Although Atticus is sometimes criticized for being too accommodating to the segregated world in which he lived and practiced law, he remains popular culture’s most important embodiment of lawyerly virtue. As law professor Steven Lubet recently observed, “Lawyers are greedy. What about Atticus Finch? Lawyers only serve the rich. Not Atticus Finch. Professionalism is a lost ideal. Remember Atticus Finch....Atticus serves as the ultimate lawyer. His potential justifies all of our failings and imperfections. Be not too hard on lawyers, for when we are at our best we can give you an Atticus Finch.”

However, To Kill a Mockingbird is of enduring value not just because it is a lawyer’s story, but also because it is a story of fatherhood and of fatherhood’s complex associations with the law. Told as Scout’s memory of her father (Atticus), her brother (Jem), and the town where she grew up, her tale of Atticus is highly idealized. As Scout puts it, “There just didn’t seem to be anyone or anything that Atticus couldn’t explain.” While many attend to Atticus the lawyer, Scout calls on us to attend to Atticus the father as well.

Indeed, legal scholars, since Freud, have called attention to the complex associations of paternity and legality. They have portrayed a deep-seated longing for paternal power and the overwhelming power that fathers exercise as basic to legal authority. One of the most famous of these formulations is found in Jerome Frank’s early 20th century classic, Law and the Modern Mind. There Frank suggested that law is a projection of a widely shared human need for certainty and security in a world of danger, and he offered a view of law as the father or, more precisely, as the father-substitute. “To the child,” Frank argued, “the father is the Infallible Judge, the Maker of definite rules of conduct. He knows precisely what is right and what is wrong and...sits in judgment and punishes misdeeds. The Law....inevitably becomes a partial substitute for the Father-as-Infallible-Judge....”

To Kill a Mockingbird shares with many mid- to late-twentieth century novels and films an interest in exploring the connections between law and fatherhood that Frank noted, offering readers and viewers a chance to consider what fatherhood can reveal about law and law about fatherhood. On its 50th anniversary we are again reminded of the role that fathers and fatherhood play in cultural imaginings of law and in exemplifying the various faces of law’s power. Atticus Finch is a father and a lawyer committed to a particular vision of both fatherhood and law --one in which both can transcend, if not transform, the context in which they exist, one in which an orientation toward the future takes precedence over controlling the present, one in which the temporal horizon of law and fatherhood is kept firmly in view. In Atticus, law and fatherhood are both powerful and yet limited in their power, both existing in the present but oriented toward an as yet unrealized future.

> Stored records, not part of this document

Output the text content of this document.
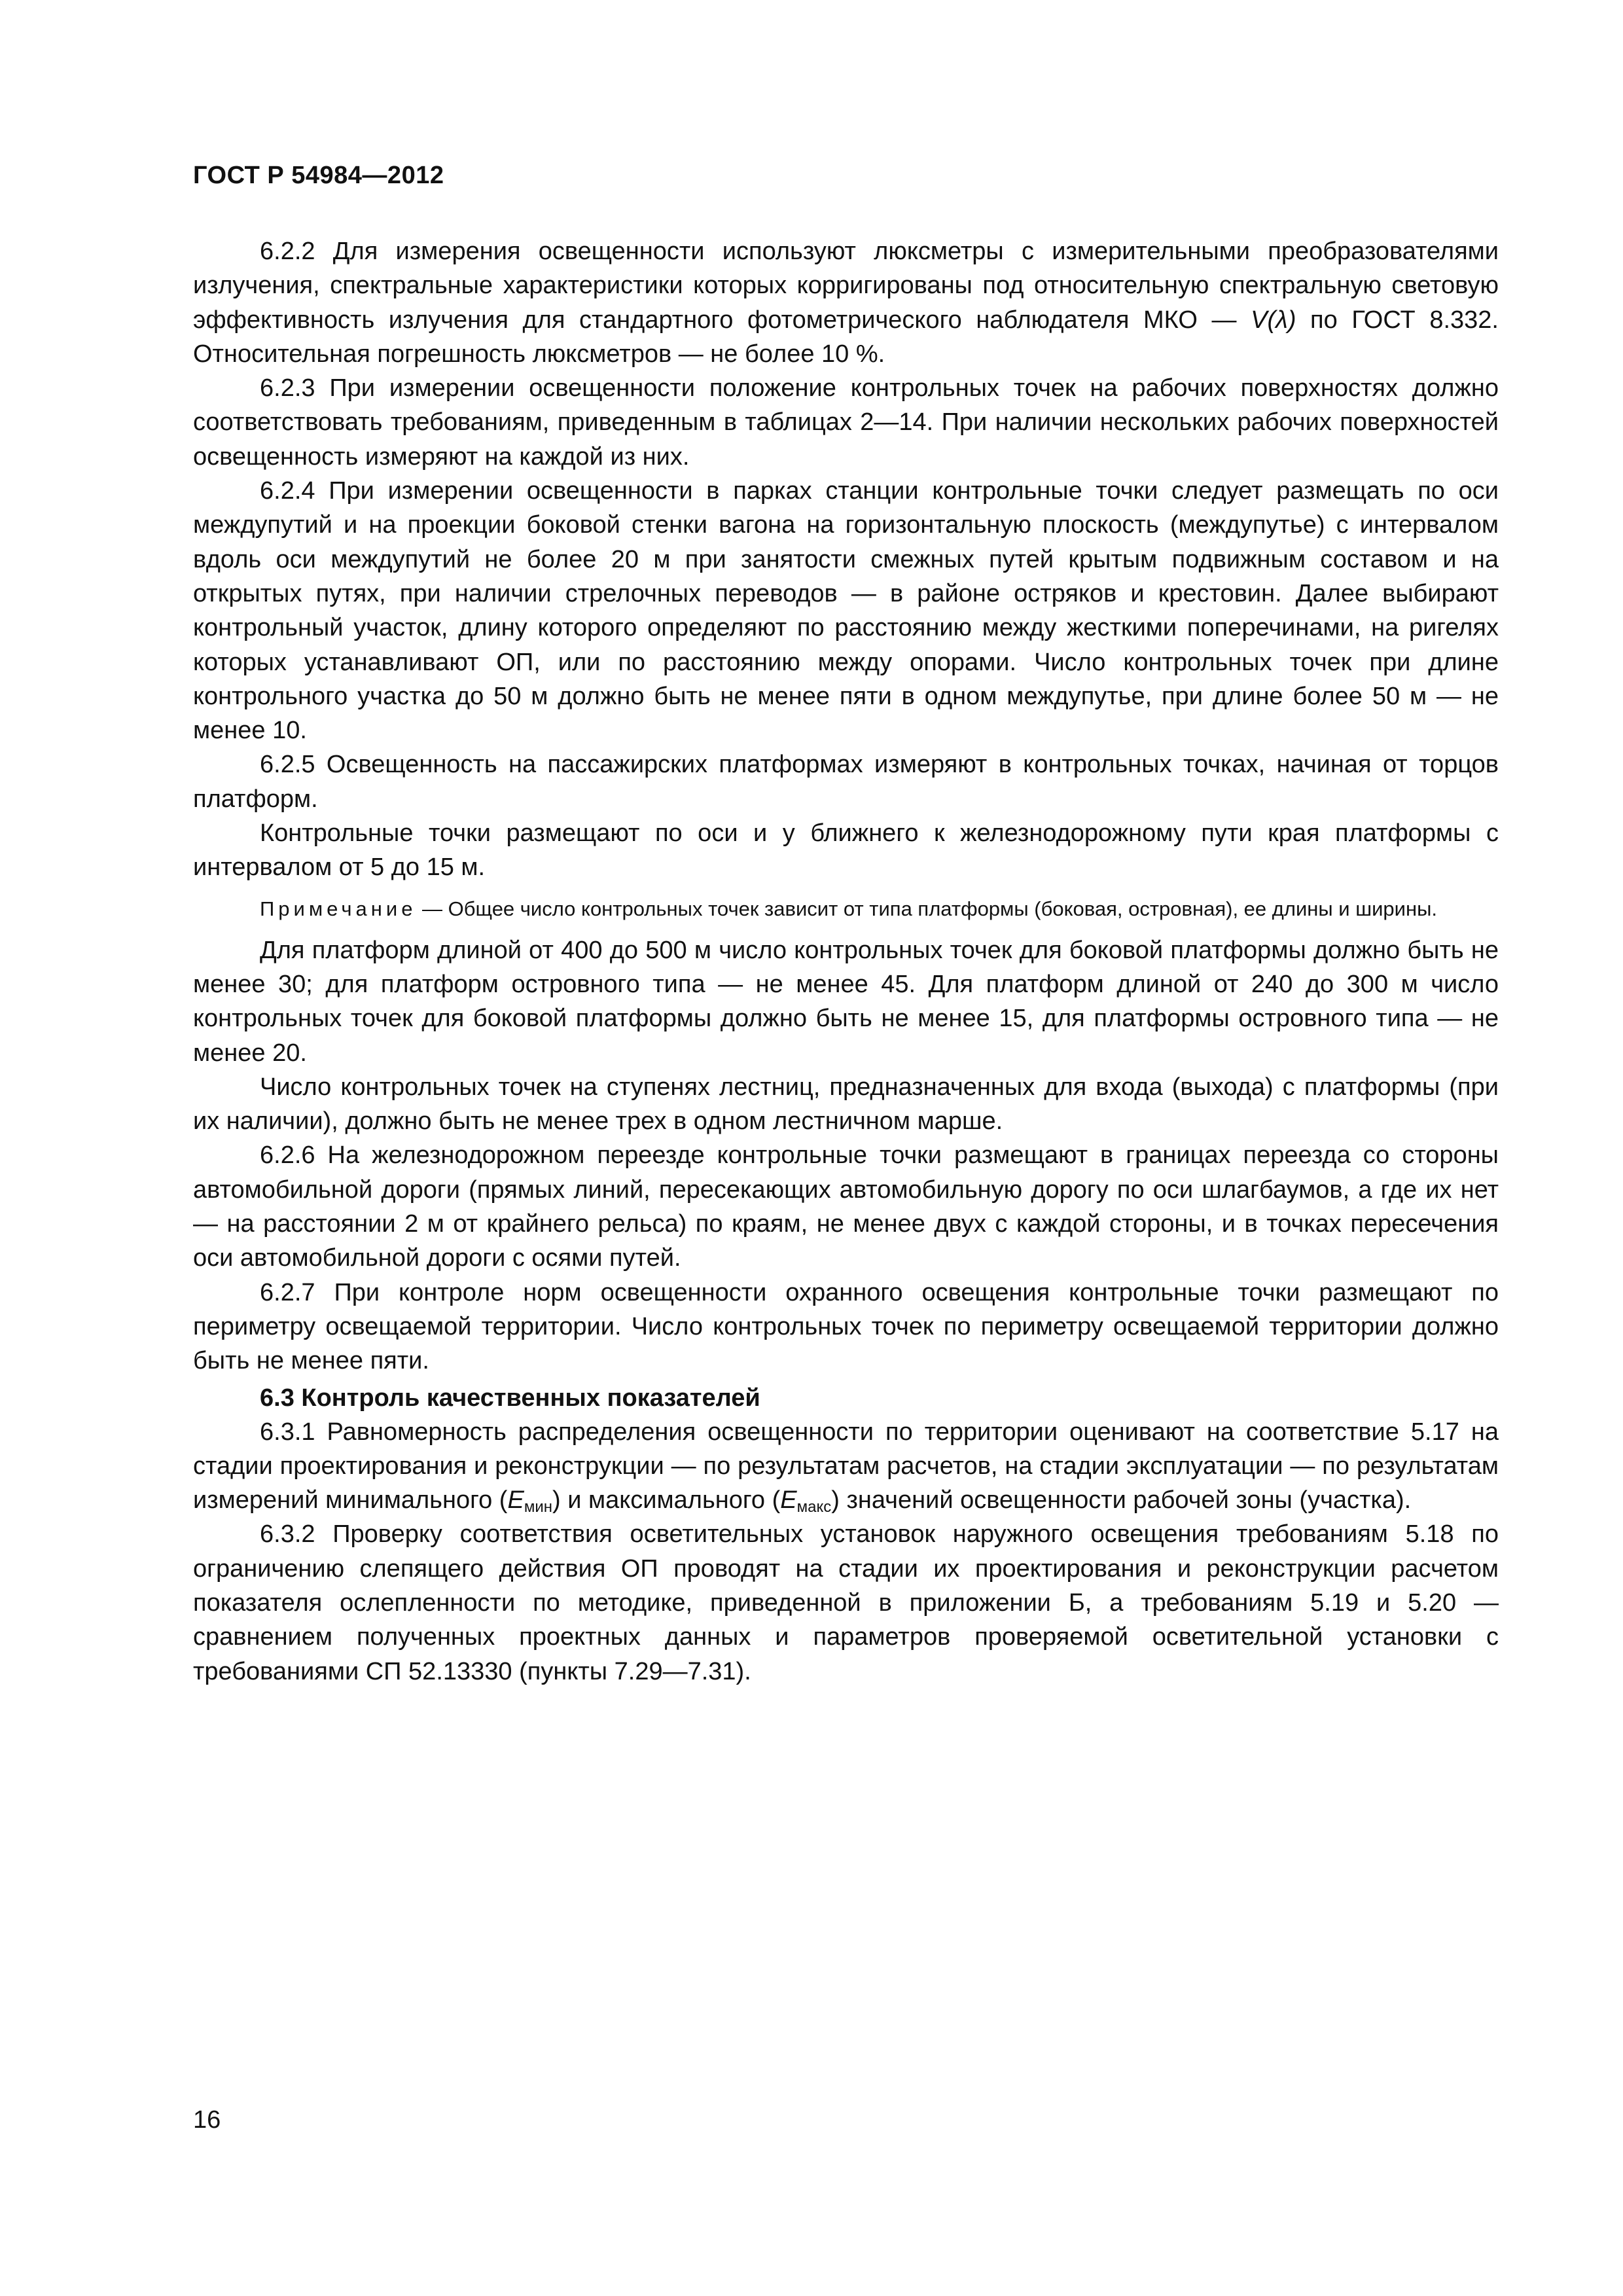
ГОСТ Р 54984—2012

6.2.2 Для измерения освещенности используют люксметры с измерительными преобразователями излучения, спектральные характеристики которых корригированы под относительную спектральную световую эффективность излучения для стандартного фотометрического наблюдателя МКО — V(λ) по ГОСТ 8.332. Относительная погрешность люксметров — не более 10 %.

6.2.3 При измерении освещенности положение контрольных точек на рабочих поверхностях должно соответствовать требованиям, приведенным в таблицах 2—14. При наличии нескольких рабочих поверхностей освещенность измеряют на каждой из них.

6.2.4 При измерении освещенности в парках станции контрольные точки следует размещать по оси междупутий и на проекции боковой стенки вагона на горизонтальную плоскость (междупутье) с интервалом вдоль оси междупутий не более 20 м при занятости смежных путей крытым подвижным составом и на открытых путях, при наличии стрелочных переводов — в районе остряков и крестовин. Далее выбирают контрольный участок, длину которого определяют по расстоянию между жесткими поперечинами, на ригелях которых устанавливают ОП, или по расстоянию между опорами. Число контрольных точек при длине контрольного участка до 50 м должно быть не менее пяти в одном междупутье, при длине более 50 м — не менее 10.

6.2.5 Освещенность на пассажирских платформах измеряют в контрольных точках, начиная от торцов платформ.

Контрольные точки размещают по оси и у ближнего к железнодорожному пути края платформы с интервалом от 5 до 15 м.

Примечание — Общее число контрольных точек зависит от типа платформы (боковая, островная), ее длины и ширины.

Для платформ длиной от 400 до 500 м число контрольных точек для боковой платформы должно быть не менее 30; для платформ островного типа — не менее 45. Для платформ длиной от 240 до 300 м число контрольных точек для боковой платформы должно быть не менее 15, для платформы островного типа — не менее 20.

Число контрольных точек на ступенях лестниц, предназначенных для входа (выхода) с платформы (при их наличии), должно быть не менее трех в одном лестничном марше.

6.2.6 На железнодорожном переезде контрольные точки размещают в границах переезда со стороны автомобильной дороги (прямых линий, пересекающих автомобильную дорогу по оси шлагбаумов, а где их нет — на расстоянии 2 м от крайнего рельса) по краям, не менее двух с каждой стороны, и в точках пересечения оси автомобильной дороги с осями путей.

6.2.7 При контроле норм освещенности охранного освещения контрольные точки размещают по периметру освещаемой территории. Число контрольных точек по периметру освещаемой территории должно быть не менее пяти.

6.3 Контроль качественных показателей

6.3.1 Равномерность распределения освещенности по территории оценивают на соответствие 5.17 на стадии проектирования и реконструкции — по результатам расчетов, на стадии эксплуатации — по результатам измерений минимального $(E_{мин})$ и максимального $(E_{макс})$ значений освещенности рабочей зоны (участка).

6.3.2 Проверку соответствия осветительных установок наружного освещения требованиям 5.18 по ограничению слепящего действия ОП проводят на стадии их проектирования и реконструкции расчетом показателя ослепленности по методике, приведенной в приложении Б, а требованиям 5.19 и 5.20 — сравнением полученных проектных данных и параметров проверяемой осветительной установки с требованиями СП 52.13330 (пункты 7.29—7.31).

16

To Kill a Mockingbird offers our era a view of law and fatherhood quite different from Jerome Frank’s imagining. Atticus Finch and the legal commitments he exemplified are focused on becoming as much as on being, and on the quest for racial justice as a lived experience for his children. Atticus as father/lawyer is a bridge between past and future. The past weighs heavily on Atticus, even as he tries to point his children toward a better future. What Scout calls “bad” entailments are legacies against which Atticus sets himself, the legacies of racism, race privilege, and violence, which in the mid-twentieth century American south remained powerfully in place.

In setting himself against those legacies, the father offers his children an example, a different way of being in the world, a model of adult values and sensibilities that oppose racism and racial stereotyping of the kind that showed their ugly face in the Shirley Sherrod incident. His example is as relevant in today’s supposedly post-racial era as it was in the heyday of the Civil Rights movement. It is worth celebrating as To Kill A Mockingbird’s turns 50.

Austin Sarat is William Nelson Cromwell professor of Jurisprudence and Political Science at Amherst College and the editor of Law and the Stranger (The Amherst Series in Law, Jurisprudence, and Social Thought).